Perhaps one of the deepest existential questions is "Who Am I?" The answer to the question of who one truly is lies outside of the thinking mind's ability to comprehend. The thinking mind itself, and this includes the Ego, is nothing more than a collection of conditioned ideas, words and thoughts that are running inside the mind much like a computer program running on a computer. The thinking mind trying to comprehend "Who Am I?" is like a computer program trying to comprehend what a computer is, and what an electrical power grid is that powers a computer.
This does not mean that one can not directly discover who they really are, but to do so requires moving outside of the conventional thought patterns that define ones self. This is best done by examining "Who I Am Not!"
First lets examine the Ego. The Ego is an ever changing collection of thoughts and images one has of their self. These thoughts are constructed upon judgements and impressions one has based upon their life experiences, and on identification or rejection of other peoples opinions of them. The Ego is so fluid that it can change to an exact opposite view of itself in the flash of a moment. There is nothing of substance, nothing concrete at all about the Ego. The Ego can be easily transcended and left behind by anyone who undertakes such practice. Anyone who has the ability to enter and maintain a completely silent mind has experienced a state in which the Ego does not exist, even if just for that short period of time. If one was the Ego, then such a practice would result in one ceasing to exist. It is quite safe to conclude that one's true self is not the Ego.
And what of the body we inhabit. If we were the body itself, then the loss of a limb or body part would amount to a partial loss of the self. Yet this is not the case. Throughout history, not one autopsy ever performed has turned up anything that can be labelled as the person's self. Even when we search within our own sense of the body, looking for where our Self seems to exist, it can not be definitively pinpointed. There is a sense of the self around the area of the heart, but nothing physical or concrete. One's perception of self is centred in the heart yet ones thoughts of self are centred in the brain. No evidence of self can be found in the body.
And what of the mind and brain? Our mind goes completely silent and seems to cease existing during sleep. There are numerous accounts of people who wake up from comas after having been pronounced brain dead.
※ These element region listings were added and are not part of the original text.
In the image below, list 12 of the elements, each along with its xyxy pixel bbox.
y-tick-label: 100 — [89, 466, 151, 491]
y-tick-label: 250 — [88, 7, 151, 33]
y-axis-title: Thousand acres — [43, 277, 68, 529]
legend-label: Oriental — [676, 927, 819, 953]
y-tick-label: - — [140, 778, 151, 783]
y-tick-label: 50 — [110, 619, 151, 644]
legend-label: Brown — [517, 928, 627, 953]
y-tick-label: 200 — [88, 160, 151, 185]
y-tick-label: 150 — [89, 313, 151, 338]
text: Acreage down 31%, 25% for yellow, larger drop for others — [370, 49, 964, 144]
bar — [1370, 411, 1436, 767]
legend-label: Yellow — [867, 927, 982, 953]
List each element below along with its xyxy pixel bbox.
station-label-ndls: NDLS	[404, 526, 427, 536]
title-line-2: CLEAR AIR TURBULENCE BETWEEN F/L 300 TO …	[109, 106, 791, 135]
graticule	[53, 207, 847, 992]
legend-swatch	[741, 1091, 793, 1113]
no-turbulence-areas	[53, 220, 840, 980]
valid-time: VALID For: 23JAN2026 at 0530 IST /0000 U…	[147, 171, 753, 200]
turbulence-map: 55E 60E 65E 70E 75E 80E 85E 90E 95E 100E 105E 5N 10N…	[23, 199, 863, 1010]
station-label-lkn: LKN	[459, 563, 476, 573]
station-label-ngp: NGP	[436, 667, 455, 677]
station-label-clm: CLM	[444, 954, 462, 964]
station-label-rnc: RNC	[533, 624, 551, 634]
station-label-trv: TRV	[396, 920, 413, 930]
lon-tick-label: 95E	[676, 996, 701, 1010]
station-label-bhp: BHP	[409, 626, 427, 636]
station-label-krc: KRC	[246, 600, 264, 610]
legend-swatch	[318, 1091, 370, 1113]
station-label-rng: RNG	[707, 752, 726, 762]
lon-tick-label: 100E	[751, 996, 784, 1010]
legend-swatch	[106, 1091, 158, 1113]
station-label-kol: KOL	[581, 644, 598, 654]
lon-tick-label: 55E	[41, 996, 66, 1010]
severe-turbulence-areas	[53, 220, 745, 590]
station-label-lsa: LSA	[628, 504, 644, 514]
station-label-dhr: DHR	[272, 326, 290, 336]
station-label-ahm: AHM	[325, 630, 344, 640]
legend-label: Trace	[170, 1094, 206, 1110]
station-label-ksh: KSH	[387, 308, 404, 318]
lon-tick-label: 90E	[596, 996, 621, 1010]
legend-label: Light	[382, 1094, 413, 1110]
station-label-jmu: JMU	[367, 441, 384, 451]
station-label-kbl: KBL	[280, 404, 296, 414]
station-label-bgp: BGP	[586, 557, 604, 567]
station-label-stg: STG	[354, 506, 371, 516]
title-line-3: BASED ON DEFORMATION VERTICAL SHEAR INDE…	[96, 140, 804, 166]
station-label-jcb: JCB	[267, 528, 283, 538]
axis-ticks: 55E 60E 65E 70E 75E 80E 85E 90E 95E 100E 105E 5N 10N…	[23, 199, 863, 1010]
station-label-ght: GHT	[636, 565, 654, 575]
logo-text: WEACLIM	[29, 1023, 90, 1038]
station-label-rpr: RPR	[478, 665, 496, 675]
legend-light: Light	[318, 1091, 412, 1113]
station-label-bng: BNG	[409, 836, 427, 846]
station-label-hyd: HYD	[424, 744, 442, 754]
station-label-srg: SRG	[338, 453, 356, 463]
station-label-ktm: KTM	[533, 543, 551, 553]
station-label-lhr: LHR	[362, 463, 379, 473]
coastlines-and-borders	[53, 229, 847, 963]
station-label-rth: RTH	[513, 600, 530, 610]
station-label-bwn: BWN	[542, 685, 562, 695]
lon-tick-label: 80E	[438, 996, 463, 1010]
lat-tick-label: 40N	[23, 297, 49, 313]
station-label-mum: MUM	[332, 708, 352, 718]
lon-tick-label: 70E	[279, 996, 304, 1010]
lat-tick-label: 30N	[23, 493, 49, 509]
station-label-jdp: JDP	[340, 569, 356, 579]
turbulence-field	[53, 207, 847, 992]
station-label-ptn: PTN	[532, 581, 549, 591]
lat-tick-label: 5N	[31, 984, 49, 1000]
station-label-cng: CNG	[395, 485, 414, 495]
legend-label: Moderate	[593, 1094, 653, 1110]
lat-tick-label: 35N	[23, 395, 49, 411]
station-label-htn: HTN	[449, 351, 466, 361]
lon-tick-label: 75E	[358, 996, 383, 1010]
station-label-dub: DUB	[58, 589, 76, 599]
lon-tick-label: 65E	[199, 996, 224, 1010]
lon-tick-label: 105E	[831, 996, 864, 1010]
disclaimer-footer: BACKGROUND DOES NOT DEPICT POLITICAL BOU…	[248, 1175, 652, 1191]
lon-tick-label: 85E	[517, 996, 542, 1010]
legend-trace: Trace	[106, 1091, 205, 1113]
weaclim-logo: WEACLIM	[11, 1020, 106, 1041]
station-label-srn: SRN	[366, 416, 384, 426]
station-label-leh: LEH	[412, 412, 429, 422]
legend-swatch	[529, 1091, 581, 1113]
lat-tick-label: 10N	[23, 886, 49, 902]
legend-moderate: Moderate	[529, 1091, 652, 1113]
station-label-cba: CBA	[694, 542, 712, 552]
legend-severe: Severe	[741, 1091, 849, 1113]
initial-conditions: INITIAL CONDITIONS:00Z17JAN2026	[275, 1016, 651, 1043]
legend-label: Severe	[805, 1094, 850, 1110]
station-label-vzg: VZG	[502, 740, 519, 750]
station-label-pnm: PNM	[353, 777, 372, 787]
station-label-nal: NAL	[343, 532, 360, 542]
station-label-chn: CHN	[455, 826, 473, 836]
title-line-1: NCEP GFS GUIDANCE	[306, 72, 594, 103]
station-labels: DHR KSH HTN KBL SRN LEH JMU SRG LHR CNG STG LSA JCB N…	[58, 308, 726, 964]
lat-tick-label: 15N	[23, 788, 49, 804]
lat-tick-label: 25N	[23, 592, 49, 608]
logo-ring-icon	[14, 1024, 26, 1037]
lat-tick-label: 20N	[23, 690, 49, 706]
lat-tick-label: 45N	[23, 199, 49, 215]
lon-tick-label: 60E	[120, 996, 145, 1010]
If their self existed purely in the mind, then in these situations the self again would cease. The self is not the mind.
To paraphrase from Sir Arthur Conan Doyle, "In searching for the truth, when all of the impossibilities have been eliminated, then whatever remains must be the truth." We all have something within us that we can sense to be an unchanging sense of Self, something that hasn't changed for as long as we can remember. This awareness of Self exists outside of thought and can only be directly encountered when thought subsides. Deep introspection and contemplation of "Who I Am Not" is the doorway into reconnecting with "Who I Am". Sustained Pure Awareness, as encountered with the silent mind is the reunification with the True Self.